The bib liner has excellent comfort and performance, though in my experience, the pocket structure could use some work. Because of my dimensions, and the fact that my left shoulder doesn’t have as much flexibility, accessing things in the pocket was incredibly difficult. On me, the pockets just sit too high on my back which makes getting big things out like a bottle quite a chore. Definitely not something I could do on the move. Most other bib liners with pockets use a flap so they can be fitted lower on the back and hang over your short’s waist band, while here they are sewn flat onto the bibs. Those with longer arms or more flexibility might not have any issue at all, but for me I’d like to see this improved.
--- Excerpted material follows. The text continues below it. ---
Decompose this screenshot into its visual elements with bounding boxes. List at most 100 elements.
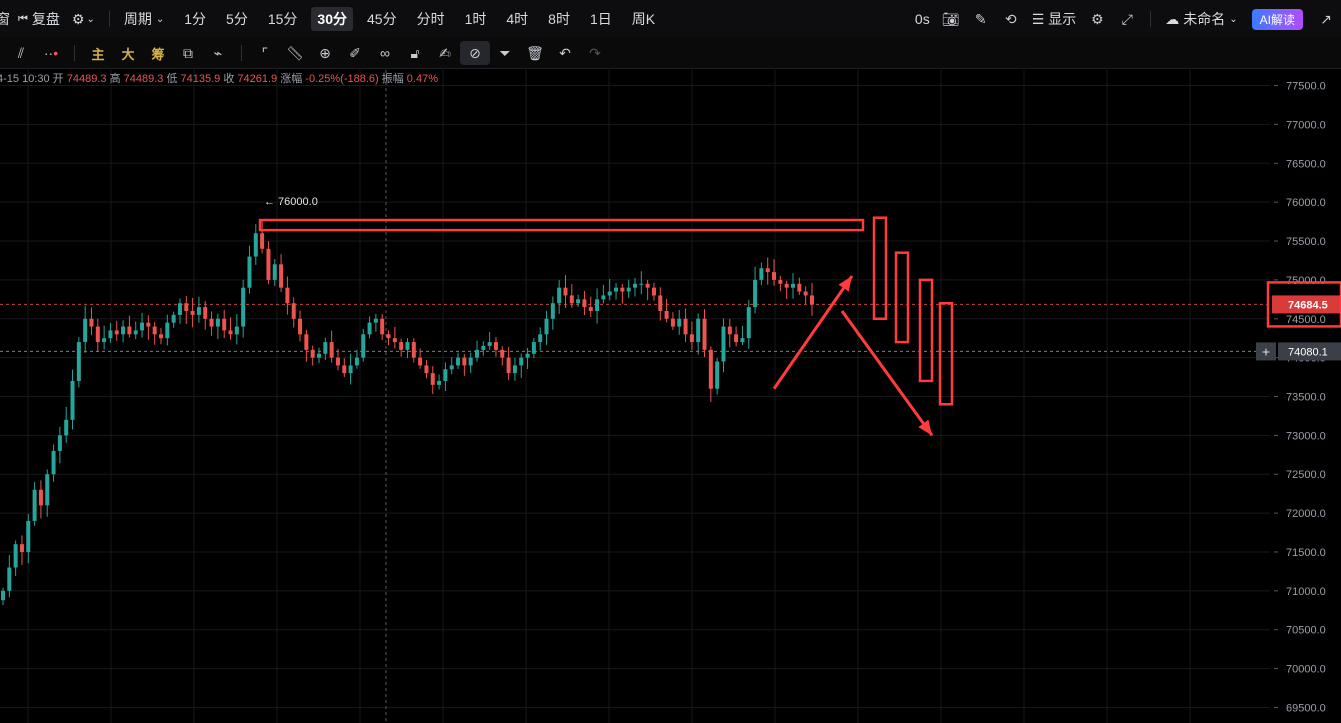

Both jerseys are incredibly simple, which is probably why I have zero complaints. They’re super light, very breathable, quick drying, and have a great fit. They’ve also proven to be quite a bit more durable than similar jerseys from other brands and have managed to resist any major snags or pilling. The long sleeve jersey is probably too slim for anything but the thinnest elbow pads, but these are meant more for trail riding so that shouldn’t be an issue.
The few teething issues aside, Pactimo’s first real mountain bike collection seems like a successful venture. Most of my criticisms are fit related, and I’ll be the first to admit that I’m not the typical model size. I should also point out that I’m still riding the Apex collection every chance I get, weather permitting. For those not wishing to look like a bag of neon Skittles, there are more subdued color options available with five jersey colors and four short colors and sizing offered in S-2XL sizing. Above all, Pactimo is offering an impressive level of performance at attainable prices. The most expensive piece is the outer short at $90, then the $70 bibs, followed by $50 short sleeve jerseys and $60 for the long sleeve. Pactimo is off to a great start for the trail, which is why I can’t wait to see what’s next.